Wayne Drier: Thank you, Makko. Our financial results reflect record copper production in the fourth quarter, as well as improved metal prices and stronger operating margins for the full year. These factors contributed to cash flow from operations of $60.8 million for the quarter and $145.4 million for the full year. Adjusted EBITDA for the quarter and year were equally strong at $59.1 million and $216.2 million, respectively. During the fourth quarter, we experienced increased foreign exchange volatility, particularly around the U.S. presidential election. This included significant fluctuations in the U.S. dollar to Brazilian real exchange rate and the real ended the year at over 6 to the dollar. As a result, we reported realized losses of $5.9 million for the quarter and $8.2 million for the year on foreign exchange hedges we implemented in late 2023 to mitigate the risk of the real strengthening against the U.S. dollar during Tucuma’s construction and ramp-up.

At quarter end, our total notional foreign exchange derivative position stood at $390 million, consisting of zero cost collars with a weighted average floor and ceiling of BRL5.43 and BRL6.49 per dollar, respectively, extending through the end of 2025. These realized foreign exchange losses impacted adjusted net income by approximately $0.06 per share for the quarter and $0.08 per share for the year. As a result, adjusted net income attributable to the owners of the company was $17.4 million in the fourth quarter or $0.17 per diluted share and $80.4 million for the full year or $0.78 per diluted share. Our liquidity position remains strong at approximately $90 million at year-end.
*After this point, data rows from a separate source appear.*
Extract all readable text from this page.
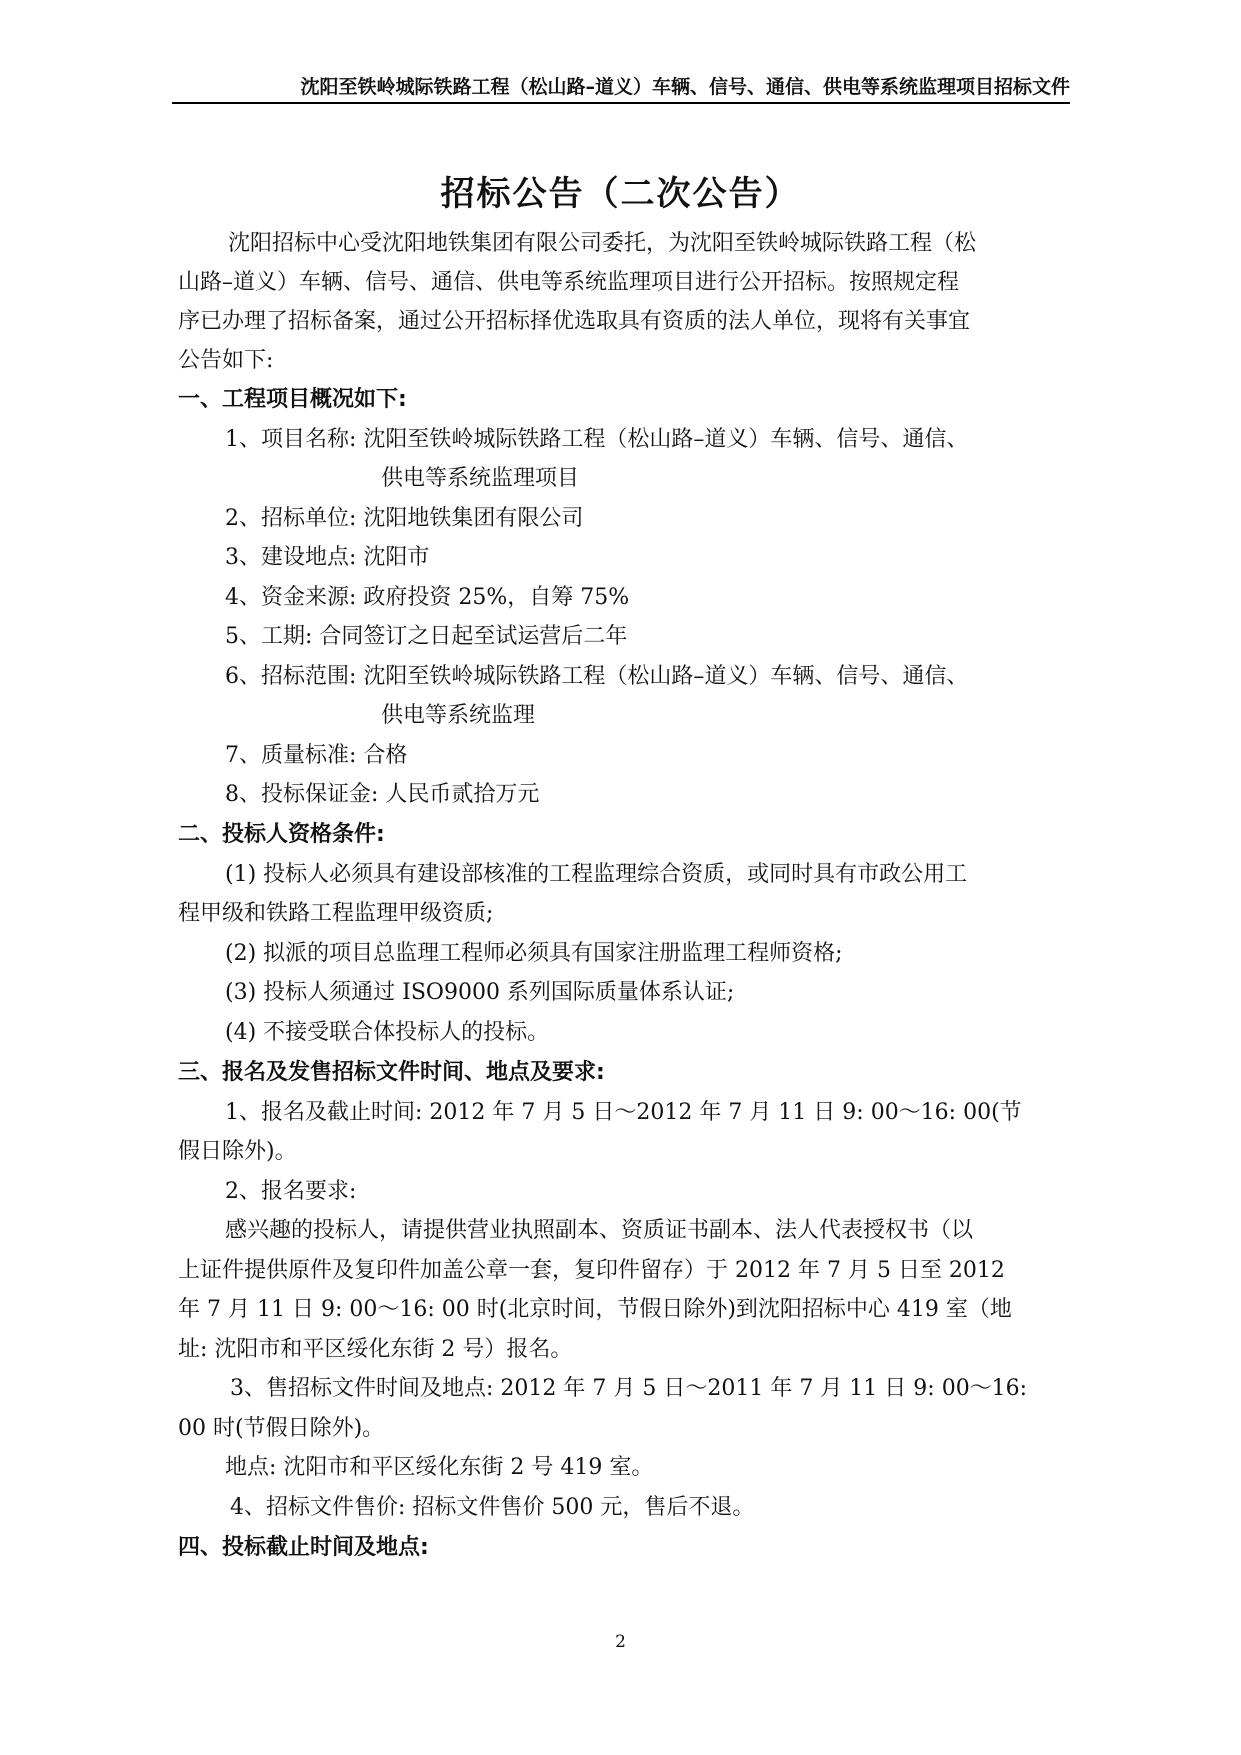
沈阳至铁岭城际铁路工程（松山路–道义）车辆、信号、通信、供电等系统监理项目招标文件
招标公告（二次公告）
沈阳招标中心受沈阳地铁集团有限公司委托，为沈阳至铁岭城际铁路工程（松
山路–道义）车辆、信号、通信、供电等系统监理项目进行公开招标。按照规定程
序已办理了招标备案，通过公开招标择优选取具有资质的法人单位，现将有关事宜
公告如下:
一、工程项目概况如下:
1、项目名称: 沈阳至铁岭城际铁路工程（松山路–道义）车辆、信号、通信、
供电等系统监理项目
2、招标单位: 沈阳地铁集团有限公司
3、建设地点: 沈阳市
4、资金来源: 政府投资 25%，自筹 75%
5、工期: 合同签订之日起至试运营后二年
6、招标范围: 沈阳至铁岭城际铁路工程（松山路–道义）车辆、信号、通信、
供电等系统监理
7、质量标准: 合格
8、投标保证金: 人民币贰拾万元
二、投标人资格条件:
(1) 投标人必须具有建设部核准的工程监理综合资质，或同时具有市政公用工
程甲级和铁路工程监理甲级资质;
(2) 拟派的项目总监理工程师必须具有国家注册监理工程师资格;
(3) 投标人须通过 ISO9000 系列国际质量体系认证;
(4) 不接受联合体投标人的投标。
三、报名及发售招标文件时间、地点及要求:
1、报名及截止时间: 2012 年 7 月 5 日～2012 年 7 月 11 日 9: 00～16: 00(节
假日除外)。
2、报名要求:
感兴趣的投标人，请提供营业执照副本、资质证书副本、法人代表授权书（以
上证件提供原件及复印件加盖公章一套，复印件留存）于 2012 年 7 月 5 日至 2012
年 7 月 11 日 9: 00～16: 00 时(北京时间，节假日除外)到沈阳招标中心 419 室（地
址: 沈阳市和平区绥化东街 2 号）报名。
3、售招标文件时间及地点: 2012 年 7 月 5 日～2011 年 7 月 11 日 9: 00～16:
00 时(节假日除外)。
地点: 沈阳市和平区绥化东街 2 号 419 室。
4、招标文件售价: 招标文件售价 500 元，售后不退。
四、投标截止时间及地点:
2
As noted, in our financials, we further enhanced our financial flexibility shortly after year-end by amending our existing credit facility to support our expanded operating footprint.

This amendment increased total commitments from $150 million to $200 million extended the maturity date from December 2026 to December 2028 and secured a 25 basis point reduction in the applicable margin on drawn funds at certain leverage ratios. As a result, our pro forma available liquidity at year-end was $140.4 million. I’ll now pass the call back to Makko to share some concluding remarks.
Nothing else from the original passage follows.